Plus Noise!
One lovable thing about Weeden and Kurzban’s The Hidden Agenda of the Political Mind: When they criticize me, they also quietly hand readers my rebuttal. Them:
Economist Bryan Caplan in his book, The Myth of the Rational Voter, asserted (with his tongue in its usual non-cheeky place): “There are countless issues that people care about, from gun control and abortion to government spending and the environment… If you know a person’s position on one, you can predict his view on the rest to a surprising degree. In formal statistical terms, political opinions look one-dimensional.

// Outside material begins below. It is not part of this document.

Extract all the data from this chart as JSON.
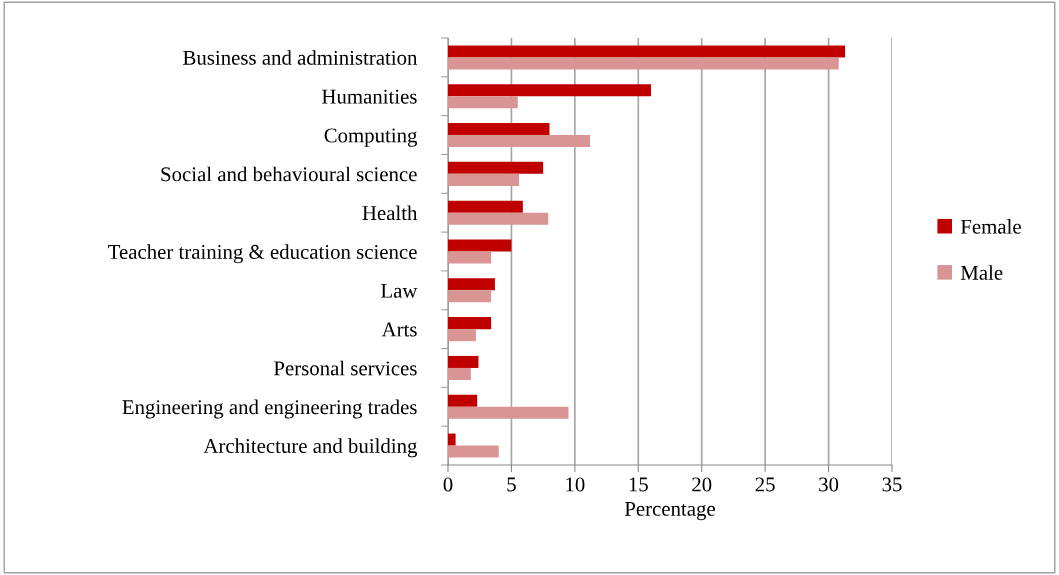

They boil down to roughly one big opinion, plus noise.”
[…]
If we take the assertions from Caplan and Pinker (not to mention Stewart) seriously, we should be able to take people’s view on one of these issues and know their views on the other issue…
The data are decidedly less tidy.
Just one problem: I’m well-aware that the data aren’t tidy. Accurately predicting individual opinions is hard. I deliberately included the words “plus noise” to ensure that readers knew I was not claiming great predictive powers.
I should add, however, that opinion has more ideological coherence than Weeden and Kurzban claim. Yes, using one specific issue position to predict an unrelated specific issue position is almost fruitless. In the General Social Survey, the correlation between gun control and abortion positions is a mere .02. But using self-identified ideology to predict specific issue positions is noticeably more rewarding. In the GSS, ideology correlates at .11 with gun control views and .22 with abortion views.
Why would this be? Simple. Specific issue views, like individual items on the SAT, are very noisy. Ideology, like overall SAT score, is not so noisy. When you correlate two noisy things with each other, you get a really tiny correlation. When you correlate one noisy thing with a not-so-noisy thing, you get a moderate correlation. If Weeden and Kurzban really wanted to dispute the one-dimensionality of political opinion, they should have been correlating specific issue views with ideology, not specific issue views with each other.